Se sentó al volante y, por segunda vez aquella mañana, puso rumbo a la plaza de Runnerstroms Torg. De repente, le vino a la mente el recuerdo de Sten Widén, con sus planes de venderlo todo y marcharse del país. «Suecia se ha convertido en un país del que todos huyen», resolvió. «Todos aquellos que tienen la menor posibilidad, se marchan. Y no quedamos más que la gente como yo. Y Sofía Svensson. Y Eva Persson». Se sintió indignado, no sólo por ellas, sino por sí mismo. «Estamos arrebatándole el futuro a toda una generación», prosiguió su discurrir. «A multitud de personas jóvenes, que terminan sus estudios en institutos donde los profesores se esfuerzan en vano, con clases demasiado numerosas y recursos cada vez más reducidos y obsoletos. Personas jóvenes que no llegarán ni a los aledaños de un trabajo digno. Jóvenes que se sentirán no sólo superfluos en la sociedad sino, simplemente, rechazados en su propio país».

Ignoraba cuánto tiempo había estado sumido en tan lúgubre meditación cuando, de repente, alguien lo hizo reaccionar con un suave golpeteo en la ventanilla. El inspector dio un respingo y levantó la vista para comprobar que era Martinson quien, con su sonrisa habitual y con una bolsa de bollos de merengue en la mano, le hacía señas a modo de saludo. Wallander se alegró al verlo, aun a su pesar. En condiciones normales le habría referido lo acontecido con la muchacha a la que acababa de dejar en el hospital. Sin embargo, en aquella ocasión, no mencionó una palabra sobre el incidente y salió del coche sin más.

—Creí que te habías dormido sentado en el coche.

—No, estaba pensando —rechazó Wallander en tono cortante—. ¿Ha llegado Alfredsson?

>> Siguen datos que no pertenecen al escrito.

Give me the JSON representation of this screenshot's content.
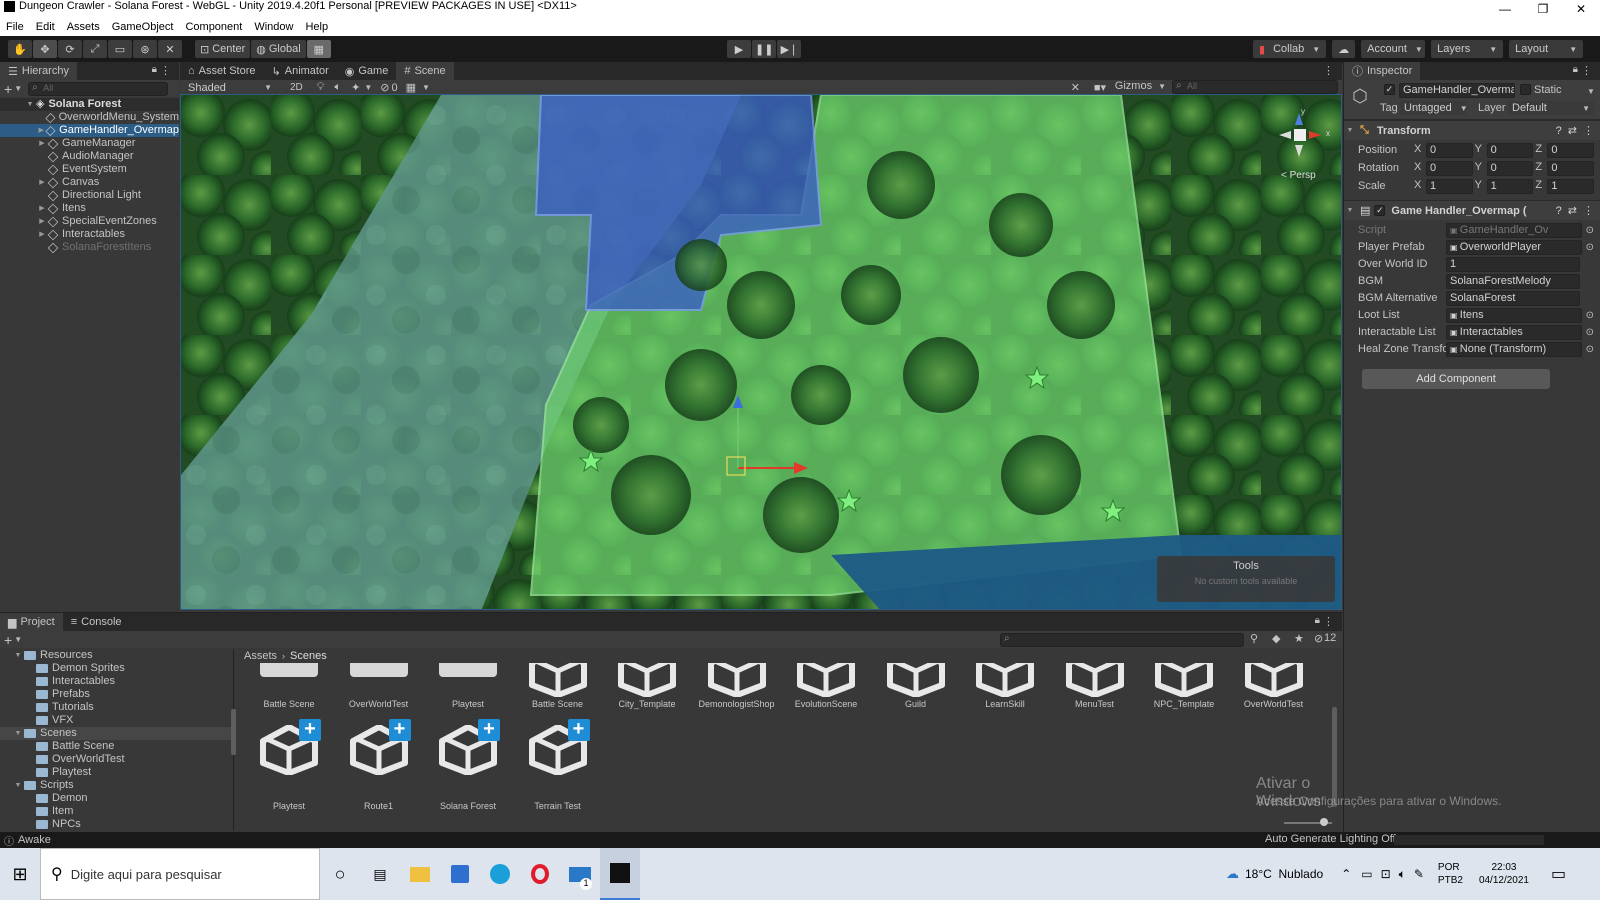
{
  "window": {
    "title": "Dungeon Crawler - Solana Forest - WebGL - Unity 2019.4.20f1 Personal [PREVIEW PACKAGES IN USE] <DX11>",
    "controls": [
      "—",
      "❐",
      "✕"
    ]
  },
  "menu": [
    "File",
    "Edit",
    "Assets",
    "GameObject",
    "Component",
    "Window",
    "Help"
  ],
  "toolbar": {
    "pivot": "Center",
    "space": "Global",
    "collab": "Collab",
    "account": "Account",
    "layers": "Layers",
    "layout": "Layout"
  },
  "hierarchy": {
    "tab": "Hierarchy",
    "search_placeholder": "All",
    "scene": "Solana Forest",
    "items": [
      {
        "label": "OverworldMenu_System",
        "expandable": false,
        "selected": false,
        "dim": false
      },
      {
        "label": "GameHandler_Overmap",
        "expandable": true,
        "selected": true,
        "dim": false
      },
      {
        "label": "GameManager",
        "expandable": true,
        "selected": false,
        "dim": false
      },
      {
        "label": "AudioManager",
        "expandable": false,
        "selected": false,
        "dim": false
      },
      {
        "label": "EventSystem",
        "expandable": false,
        "selected": false,
        "dim": false
      },
      {
        "label": "Canvas",
        "expandable": true,
        "selected": false,
        "dim": false
      },
      {
        "label": "Directional Light",
        "expandable": false,
        "selected": false,
        "dim": false
      },
      {
        "label": "Itens",
        "expandable": true,
        "selected": false,
        "dim": false
      },
      {
        "label": "SpecialEventZones",
        "expandable": true,
        "selected": false,
        "dim": false
      },
      {
        "label": "Interactables",
        "expandable": true,
        "selected": false,
        "dim": false
      },
      {
        "label": "SolanaForestItens",
        "expandable": false,
        "selected": false,
        "dim": true
      }
    ]
  },
  "scene_tabs": [
    "Asset Store",
    "Animator",
    "Game",
    "Scene"
  ],
  "scene_toolbar": {
    "shading": "Shaded",
    "mode2d": "2D",
    "hidden_count": "0",
    "gizmos": "Gizmos",
    "search_placeholder": "All"
  },
  "scene": {
    "persp_label": "< Persp",
    "tools_title": "Tools",
    "tools_sub": "No custom tools available"
  },
  "inspector": {
    "tab": "Inspector",
    "object_name": "GameHandler_Overma",
    "static_label": "Static",
    "tag_label": "Tag",
    "tag_value": "Untagged",
    "layer_label": "Layer",
    "layer_value": "Default",
    "transform": {
      "title": "Transform",
      "position_label": "Position",
      "rotation_label": "Rotation",
      "scale_label": "Scale",
      "position": [
        "0",
        "0",
        "0"
      ],
      "rotation": [
        "0",
        "0",
        "0"
      ],
      "scale": [
        "1",
        "1",
        "1"
      ]
    },
    "component": {
      "title": "Game Handler_Overmap (",
      "fields": [
        {
          "label": "Script",
          "value": "GameHandler_Ov",
          "ref": true,
          "dim": true
        },
        {
          "label": "Player Prefab",
          "value": "OverworldPlayer",
          "ref": true,
          "dim": false
        },
        {
          "label": "Over World ID",
          "value": "1",
          "ref": false,
          "dim": false
        },
        {
          "label": "BGM",
          "value": "SolanaForestMelody",
          "ref": false,
          "dim": false
        },
        {
          "label": "BGM Alternative",
          "value": "SolanaForest",
          "ref": false,
          "dim": false
        },
        {
          "label": "Loot List",
          "value": "Itens",
          "ref": true,
          "dim": false
        },
        {
          "label": "Interactable List",
          "value": "Interactables",
          "ref": true,
          "dim": false
        },
        {
          "label": "Heal Zone Transform",
          "value": "None (Transform)",
          "ref": true,
          "dim": false
        }
      ]
    },
    "add_component": "Add Component"
  },
  "project": {
    "tabs": [
      "Project",
      "Console"
    ],
    "hidden_count": "12",
    "breadcrumb": [
      "Assets",
      "Scenes"
    ],
    "tree": [
      {
        "label": "Resources",
        "depth": 1,
        "expanded": true
      },
      {
        "label": "Demon Sprites",
        "depth": 2,
        "expanded": false
      },
      {
        "label": "Interactables",
        "depth": 2,
        "expanded": false
      },
      {
        "label": "Prefabs",
        "depth": 2,
        "expanded": false
      },
      {
        "label": "Tutorials",
        "depth": 2,
        "expanded": false
      },
      {
        "label": "VFX",
        "depth": 2,
        "expanded": false
      },
      {
        "label": "Scenes",
        "depth": 1,
        "expanded": true
      },
      {
        "label": "Battle Scene",
        "depth": 2,
        "expanded": false
      },
      {
        "label": "OverWorldTest",
        "depth": 2,
        "expanded": false
      },
      {
        "label": "Playtest",
        "depth": 2,
        "expanded": false
      },
      {
        "label": "Scripts",
        "depth": 1,
        "expanded": true
      },
      {
        "label": "Demon",
        "depth": 2,
        "expanded": false
      },
      {
        "label": "Item",
        "depth": 2,
        "expanded": false
      },
      {
        "label": "NPCs",
        "depth": 2,
        "expanded": false
      }
    ],
    "assets_row1": [
      {
        "label": "Battle Scene",
        "kind": "folder"
      },
      {
        "label": "OverWorldTest",
        "kind": "folder"
      },
      {
        "label": "Playtest",
        "kind": "folder"
      },
      {
        "label": "Battle Scene",
        "kind": "unity"
      },
      {
        "label": "City_Template",
        "kind": "unity"
      },
      {
        "label": "DemonologistShop",
        "kind": "unity"
      },
      {
        "label": "EvolutionScene",
        "kind": "unity"
      },
      {
        "label": "Guild",
        "kind": "unity"
      },
      {
        "label": "LearnSkill",
        "kind": "unity"
      },
      {
        "label": "MenuTest",
        "kind": "unity"
      },
      {
        "label": "NPC_Template",
        "kind": "unity"
      },
      {
        "label": "OverWorldTest",
        "kind": "unity"
      }
    ],
    "assets_row2": [
      {
        "label": "Playtest"
      },
      {
        "label": "Route1"
      },
      {
        "label": "Solana Forest"
      },
      {
        "label": "Terrain Test"
      }
    ]
  },
  "watermark": {
    "line1": "Ativar o Windows",
    "line2": "Acesse Configurações para ativar o Windows."
  },
  "status": {
    "left": "Awake",
    "right": "Auto Generate Lighting Off"
  },
  "taskbar": {
    "search_placeholder": "Digite aqui para pesquisar",
    "weather": "18°C  Nublado",
    "lang1": "POR",
    "lang2": "PTB2",
    "time": "22:03",
    "date": "04/12/2021",
    "mail_badge": "1"
  }
}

Martinson estalló en una estridente carcajada.

—Lo mejor de todo es que se parece bastante a su tocayo. Al menos, en el físico. Pero, desde luego, nadie podría calificarlo de divertido.

—Y Robert Modin, ¿está arriba?

—No, iré a recogerlo a la una.

Entretanto, habían cruzado la calle y subían ya la escalera.

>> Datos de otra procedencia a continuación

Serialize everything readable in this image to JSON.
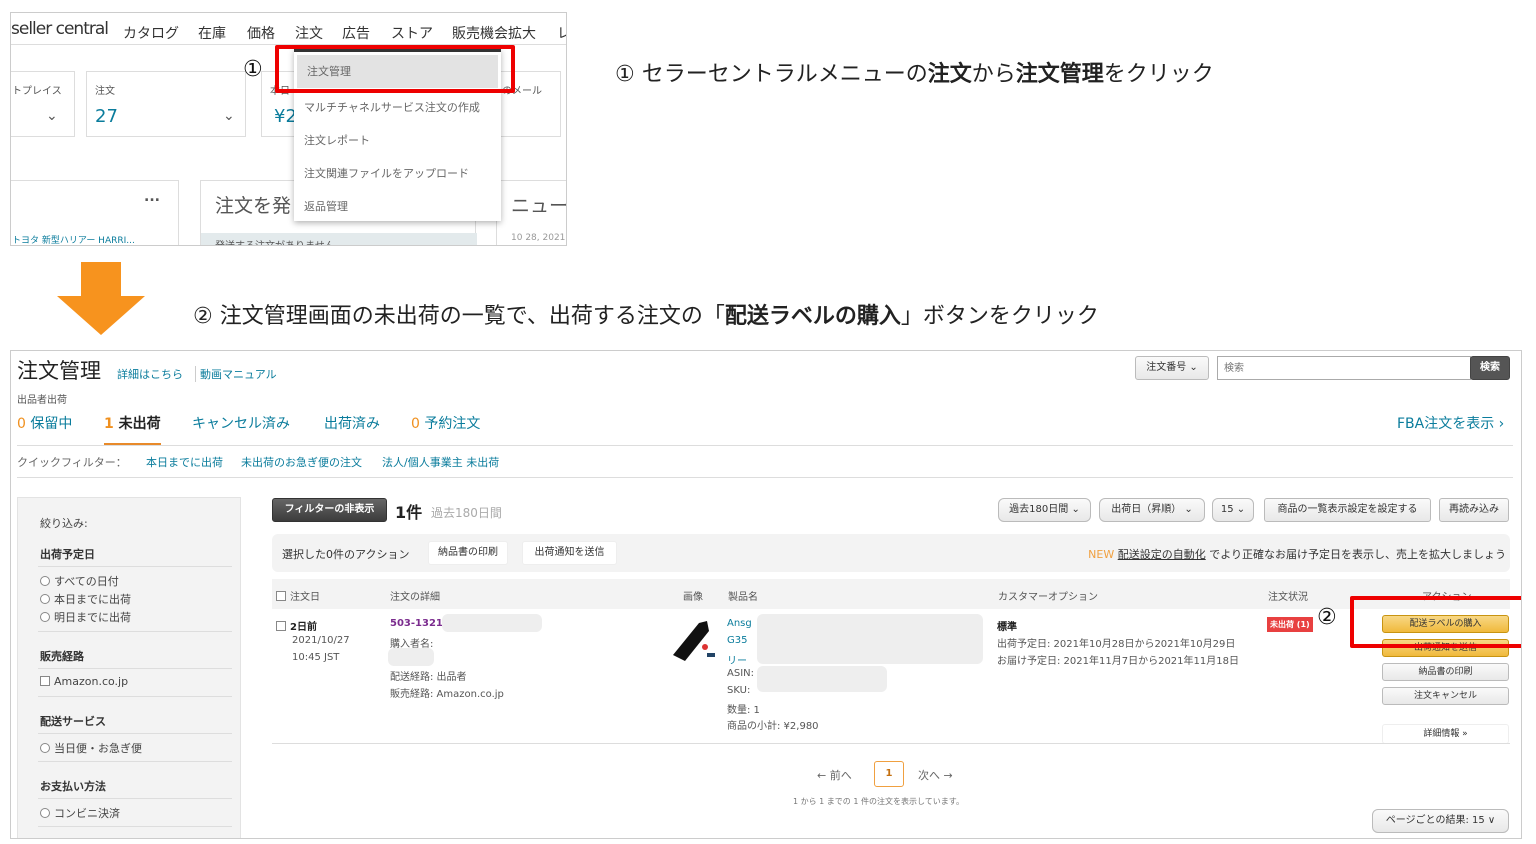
{
  "step1": {
    "caption": {
      "num": "①",
      "pre": " セラーセントラルメニューの",
      "b1": "注文",
      "mid": "から",
      "b2": "注文管理",
      "post": "をクリック"
    },
    "logo": "seller central",
    "nav": [
      "カタログ",
      "在庫",
      "価格",
      "注文",
      "広告",
      "ストア",
      "販売機会拡大",
      "レ"
    ],
    "cards": {
      "marketplace_label": "トプレイス",
      "orders_label": "注文",
      "orders_value": "27",
      "sales_label": "本日",
      "sales_value": "¥2",
      "mail_label": "のメール"
    },
    "dropdown": [
      "注文管理",
      "マルチチャネルサービス注文の作成",
      "注文レポート",
      "注文関連ファイルをアップロード",
      "返品管理"
    ],
    "marker": "①",
    "lower": {
      "more": "...",
      "card1_text": "トヨタ 新型ハリアー HARRI...",
      "card2_title": "注文を発",
      "card2_sub": "発送する注文がありません",
      "card3_title": "ニュー",
      "card3_date": "10 28, 2021"
    }
  },
  "step2": {
    "caption": {
      "num": "②",
      "pre": " 注文管理画面の未出荷の一覧で、出荷する注文の「",
      "b": "配送ラベルの購入",
      "post": "」ボタンをクリック"
    },
    "arrow_color": "#f7931e",
    "title": "注文管理",
    "help_link": "詳細はこちら",
    "video_link": "動画マニュアル",
    "search": {
      "select": "注文番号",
      "placeholder": "検索",
      "button": "検索"
    },
    "subtitle": "出品者出荷",
    "tabs": [
      {
        "count": "0",
        "label": "保留中"
      },
      {
        "count": "1",
        "label": "未出荷",
        "active": true
      },
      {
        "count": "",
        "label": "キャンセル済み"
      },
      {
        "count": "",
        "label": "出荷済み"
      },
      {
        "count": "0",
        "label": "予約注文"
      }
    ],
    "fba_link": "FBA注文を表示 ›",
    "quick_filter": {
      "label": "クイックフィルター：",
      "items": [
        "本日までに出荷",
        "未出荷のお急ぎ便の注文",
        "法人/個人事業主 未出荷"
      ]
    },
    "sidebar": {
      "title": "絞り込み:",
      "groups": [
        {
          "heading": "出荷予定日",
          "type": "radio",
          "items": [
            "すべての日付",
            "本日までに出荷",
            "明日までに出荷"
          ]
        },
        {
          "heading": "販売経路",
          "type": "checkbox",
          "items": [
            "Amazon.co.jp"
          ]
        },
        {
          "heading": "配送サービス",
          "type": "radio",
          "items": [
            "当日便・お急ぎ便"
          ]
        },
        {
          "heading": "お支払い方法",
          "type": "radio",
          "items": [
            "コンビニ決済"
          ]
        }
      ]
    },
    "toolbar": {
      "hide_filter": "フィルターの非表示",
      "count": "1件",
      "period": "過去180日間",
      "range_select": "過去180日間",
      "sort_select": "出荷日（昇順）",
      "per_select": "15",
      "settings": "商品の一覧表示設定を設定する",
      "reload": "再読み込み"
    },
    "bulk": {
      "label": "選択した0件のアクション",
      "print": "納品書の印刷",
      "notify": "出荷通知を送信",
      "new": "NEW",
      "auto_link": "配送設定の自動化",
      "promo": " でより正確なお届け予定日を表示し、売上を拡大しましょう"
    },
    "columns": [
      "注文日",
      "注文の詳細",
      "画像",
      "製品名",
      "カスタマーオプション",
      "注文状況",
      "アクション"
    ],
    "order": {
      "age": "2日前",
      "date": "2021/10/27",
      "time": "10:45 JST",
      "id": "503-1321",
      "buyer": "購入者名:",
      "route": "配送経路: 出品者",
      "channel": "販売経路: Amazon.co.jp",
      "product_l1": "Ansg",
      "product_l2": "G35",
      "product_l3": "リー",
      "asin": "ASIN:",
      "sku": "SKU:",
      "qty": "数量: 1",
      "subtotal": "商品の小計: ¥2,980",
      "option": "標準",
      "ship_by": "出荷予定日: 2021年10月28日から2021年10月29日",
      "deliver_by": "お届け予定日: 2021年11月7日から2021年11月18日",
      "status": "未出荷 (1)",
      "marker": "②",
      "actions": [
        "配送ラベルの購入",
        "出荷通知を送信",
        "納品書の印刷",
        "注文キャンセル"
      ],
      "details": "詳細情報 »"
    },
    "pagination": {
      "prev": "← 前へ",
      "page": "1",
      "next": "次へ →",
      "summary": "1 から 1 までの 1 件の注文を表示しています。",
      "per_page": "ページごとの結果: 15 ∨"
    }
  }
}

—Un tal Setterkvist se presentó hoy en el despacho —comentó Martinson—. Un señor de edad bastante agrio. Quería saber cómo va a rescindirse el contrato de alquiler de Falk.

—Sí, ya lo conozco —explicó Wallander—. A decir verdad, él fue quien nos reveló que Falk tenía también este apartamento.

Continuaron escaleras arriba en silencio. A Wallander le vino a la cabeza el recuerdo de la chica a la que había llevado en el asiento trasero y sintió un profundo malestar. En el último rellano, se detuvieron.

—Alfredsson parece un hombre muy meticuloso —advirtió Martinson—. Pero estoy seguro de que es muy bueno. Por ahora, está analizando lo que hemos descubierto hasta el momento. Por cierto, que su mujer lo llama constantemente para quejarse de que no esté en casa…

—Bueno, yo sólo venía a saludarlo —comentó Wallander—. Después os quedaréis solos hasta que llegue Modín.

—¿Qué fue lo que dijo haber descubierto?

—No lo sé con exactitud. Pero estaba convencido de que había dado con la clave para penetrar más a fondo los secretos del ordenador de Falk.

Entraron, y Wallander comprobó de inmediato que Martinson tenía razón: el hombre de la brigada judicial de Estocolmo se asemejaba de forma sorprendente a su célebre homónimo. El inspector no pudo evitar una sonrisa. Además, dejó a un lado los tenebrosos pensamientos que habían ocupado su mente hacía tan sólo unos minutos. Al menos, por un instante. Se intercambiaron los saludos de rigor y Wallander le dio la bienvenida.

—Ni que decir tiene que te estamos muy agradecidos por haber acudido como apoyo pese a haberte avisado con tan poca antelación.

—¿Acaso tenía elección? —masculló Alfredsson con acritud.

—He comprado unos bollos de merengue —intervino Martinson. A ver si nos animamos. Wallander decidió retirarse sin más dilación pues, hasta que no llegase Modin, su presencia allí no era demasiado útil.

—Llámame cuando haya llegado Modin —le pidió a Martinson—. Yo me marcho.

En ese momento, Alfredsson, que estaba sentado ante el ordenador, lanzó un grito de victoria.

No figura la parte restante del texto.